Sunday, September 18, 2005
(1:28 PM) | Adam Kotsko:
Nietzsche on the Hebrew Bible
While reading the following passage in The Birth of Tragedy, I couldn't help thinking of the Old Testament, particularly the psalms:At the Apollinian stage of development, the "will" longs so vehemently for this existence, the Homeric man feels himself so completely at one with it, that lamentation itself becomes a song of praise.I wondered if Nietzsche's religious background had made it impossible for him to detect something like that -- or at least something positive -- in the Old Testament, but now I wonder no more:
In the Jewish "Old Testament," the book of divine justice, there are human beings, things, and speeches in so grand a style that Greek and Indian literature have nothing to compare with it. With terror and reverence one stands before these tremendous remnants of what man once was, and will have sad thoughts about ancient Asia and its protruding little peninsula Europe, which wants by all means to signify as against Asia the "progress of man." (Beyond Good and Evil, sec. 52)UPDATE: In an effort to make this post even less popular, I will bring in some Church Fathers-related material -- AKMA has added Ignatius his Lego version of the Apostolic Fathers.

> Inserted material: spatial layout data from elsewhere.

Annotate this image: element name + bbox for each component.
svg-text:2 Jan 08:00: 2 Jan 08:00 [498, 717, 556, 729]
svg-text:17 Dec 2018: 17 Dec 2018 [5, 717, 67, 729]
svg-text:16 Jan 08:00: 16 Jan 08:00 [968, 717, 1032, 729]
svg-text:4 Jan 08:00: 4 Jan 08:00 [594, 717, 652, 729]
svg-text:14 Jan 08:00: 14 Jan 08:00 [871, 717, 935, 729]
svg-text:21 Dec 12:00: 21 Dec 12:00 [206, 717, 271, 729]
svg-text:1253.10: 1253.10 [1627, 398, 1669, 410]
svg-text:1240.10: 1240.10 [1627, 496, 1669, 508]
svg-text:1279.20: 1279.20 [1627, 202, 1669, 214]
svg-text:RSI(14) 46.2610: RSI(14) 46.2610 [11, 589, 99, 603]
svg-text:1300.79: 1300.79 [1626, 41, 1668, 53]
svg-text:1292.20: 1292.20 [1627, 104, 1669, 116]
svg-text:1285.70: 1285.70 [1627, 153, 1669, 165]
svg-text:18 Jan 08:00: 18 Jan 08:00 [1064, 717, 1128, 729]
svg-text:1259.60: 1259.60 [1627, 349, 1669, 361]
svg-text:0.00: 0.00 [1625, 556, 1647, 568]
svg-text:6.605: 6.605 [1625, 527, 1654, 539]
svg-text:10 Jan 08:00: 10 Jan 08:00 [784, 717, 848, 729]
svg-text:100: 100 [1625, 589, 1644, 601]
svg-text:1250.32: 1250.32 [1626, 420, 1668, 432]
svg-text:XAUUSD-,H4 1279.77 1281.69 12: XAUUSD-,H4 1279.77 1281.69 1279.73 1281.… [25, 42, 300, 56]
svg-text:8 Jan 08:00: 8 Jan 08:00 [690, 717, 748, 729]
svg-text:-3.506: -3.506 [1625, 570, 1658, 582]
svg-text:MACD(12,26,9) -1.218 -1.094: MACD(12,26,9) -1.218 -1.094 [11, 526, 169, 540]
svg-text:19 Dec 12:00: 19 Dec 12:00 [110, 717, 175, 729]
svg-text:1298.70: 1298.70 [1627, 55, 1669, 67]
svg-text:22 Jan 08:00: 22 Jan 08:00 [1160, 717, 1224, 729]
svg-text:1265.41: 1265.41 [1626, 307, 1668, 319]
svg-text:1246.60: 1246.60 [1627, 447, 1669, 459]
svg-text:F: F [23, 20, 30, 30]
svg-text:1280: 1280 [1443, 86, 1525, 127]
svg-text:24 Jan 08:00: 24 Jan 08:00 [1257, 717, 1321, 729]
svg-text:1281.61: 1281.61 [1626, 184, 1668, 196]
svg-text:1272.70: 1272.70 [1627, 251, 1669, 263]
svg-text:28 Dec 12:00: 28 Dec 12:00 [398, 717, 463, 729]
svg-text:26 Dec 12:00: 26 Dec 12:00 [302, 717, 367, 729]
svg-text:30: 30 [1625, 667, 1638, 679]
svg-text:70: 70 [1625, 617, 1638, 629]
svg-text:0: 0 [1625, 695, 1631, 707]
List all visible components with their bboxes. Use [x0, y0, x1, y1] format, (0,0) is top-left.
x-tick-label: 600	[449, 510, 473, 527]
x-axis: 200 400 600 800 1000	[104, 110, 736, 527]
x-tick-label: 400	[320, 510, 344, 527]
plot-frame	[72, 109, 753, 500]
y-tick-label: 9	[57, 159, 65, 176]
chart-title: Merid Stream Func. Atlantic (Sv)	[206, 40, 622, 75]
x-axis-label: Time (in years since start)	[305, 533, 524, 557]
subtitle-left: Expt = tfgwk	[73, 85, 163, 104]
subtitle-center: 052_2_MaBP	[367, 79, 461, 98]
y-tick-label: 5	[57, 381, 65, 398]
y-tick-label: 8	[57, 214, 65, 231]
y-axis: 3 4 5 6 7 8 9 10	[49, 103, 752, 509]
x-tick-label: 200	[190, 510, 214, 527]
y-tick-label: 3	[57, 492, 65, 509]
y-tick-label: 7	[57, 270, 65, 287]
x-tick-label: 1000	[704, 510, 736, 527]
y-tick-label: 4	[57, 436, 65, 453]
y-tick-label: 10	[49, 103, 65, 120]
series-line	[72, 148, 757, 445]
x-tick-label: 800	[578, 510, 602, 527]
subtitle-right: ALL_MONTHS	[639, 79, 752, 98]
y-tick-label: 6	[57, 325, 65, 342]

I personally can't wait until he starts in on the Shepherd of Hermas.
UPDATE (2): Also, if I were to be reading Origen's entire commentary on Romans and decided that as a result, I was not morally obligated to read the entire Against Celsus, would anyone out there in reader land know what sections in particular I should read in order to get the basic gist? Or would it just be a matter of starting at the beginning and reading until he inevitably started repeating himself?